A common criticism of solar power is that ground-mounted arrays take land out of use for the duration of a system’s lifespan. Also, much of the flat land is taken from agriculture use. The land in and around cities is densely populated. Finding room for solar is getting more and more difficult. One solution: Put it on water bodies!
It is pertinent to mention here that the rooftops and ground are no longer the only places where solar can be installed – water bodies are a viable choice too and the so-called “Floatovoltaics” or “FPV” come to the rescue. The NREL released a report in December 2018 that found floating solar arrays could account for 10% of the nation’s energy needs if they were installed on just a quarter of the man-made lakes and ponds in the United States. The same NREL found that nearly 24,419 human-made water bodies in the United States are suitable for FPV development.

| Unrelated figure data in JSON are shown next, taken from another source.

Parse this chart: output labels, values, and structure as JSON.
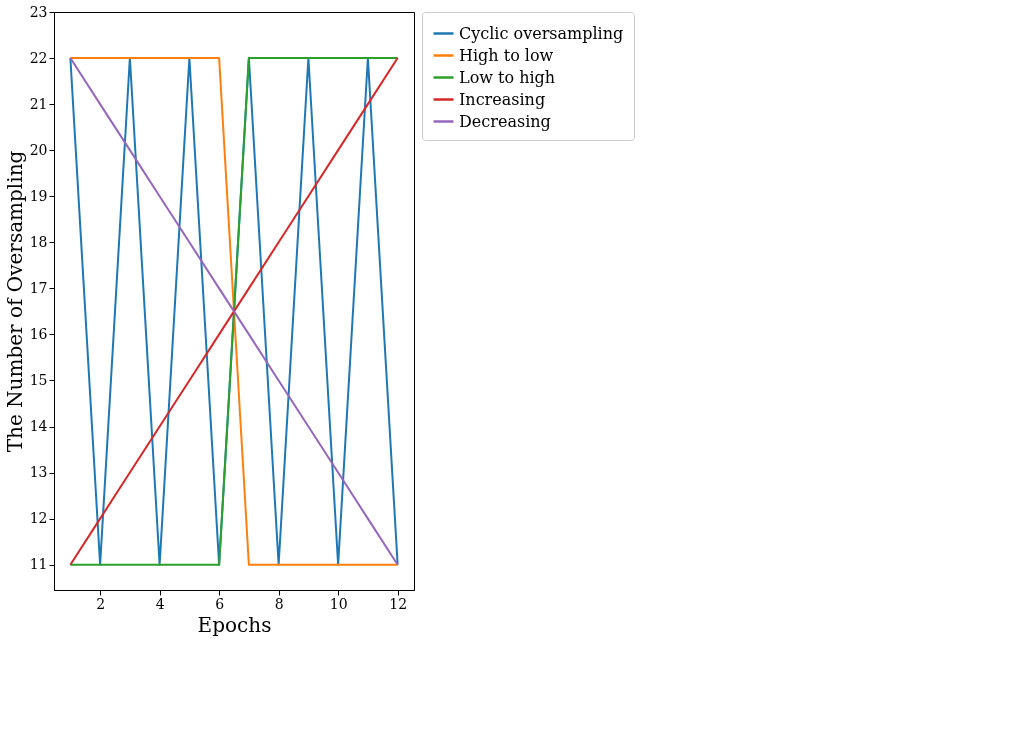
{
  "chart_data": {
    "type": "line",
    "xlabel": "Epochs",
    "ylabel": "The Number of Oversampling",
    "x": [
      1,
      2,
      3,
      4,
      5,
      6,
      7,
      8,
      9,
      10,
      11,
      12
    ],
    "series": [
      {
        "name": "Cyclic oversampling",
        "color": "#1f77b4",
        "values": [
          22,
          11,
          22,
          11,
          22,
          11,
          22,
          11,
          22,
          11,
          22,
          11
        ]
      },
      {
        "name": "High to low",
        "color": "#ff7f0e",
        "values": [
          22,
          22,
          22,
          22,
          22,
          22,
          11,
          11,
          11,
          11,
          11,
          11
        ]
      },
      {
        "name": "Low to high",
        "color": "#2ca02c",
        "values": [
          11,
          11,
          11,
          11,
          11,
          11,
          22,
          22,
          22,
          22,
          22,
          22
        ]
      },
      {
        "name": "Increasing",
        "color": "#d62728",
        "values": [
          11,
          12,
          13,
          14,
          15,
          16,
          17,
          18,
          19,
          20,
          21,
          22
        ]
      },
      {
        "name": "Decreasing",
        "color": "#9467bd",
        "values": [
          22,
          21,
          20,
          19,
          18,
          17,
          16,
          15,
          14,
          13,
          12,
          11
        ]
      }
    ],
    "xlim": [
      0.45,
      12.55
    ],
    "ylim": [
      10.45,
      23
    ],
    "xticks": [
      2,
      4,
      6,
      8,
      10,
      12
    ],
    "yticks": [
      11,
      12,
      13,
      14,
      15,
      16,
      17,
      18,
      19,
      20,
      21,
      22,
      23
    ],
    "grid": false,
    "legend": "right",
    "marker": "none",
    "line_style": "solid"
  }
}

What is a floating solar system?
A floating solar system is an evolving technology in which solar panels are placed directly on top of a floating platform on a body of water rather than on land or on a building rooftop. Floating solar systems are gaining traction across the world. A recent market research report by Technavio predicts that the floating solar market will grow at a compound annual growth rate of over 31% from 2018-2022. 52% of the growth will come from the Americas. The U.S. had only seven floating arrays in 2017, but they are now starting to gain momentum.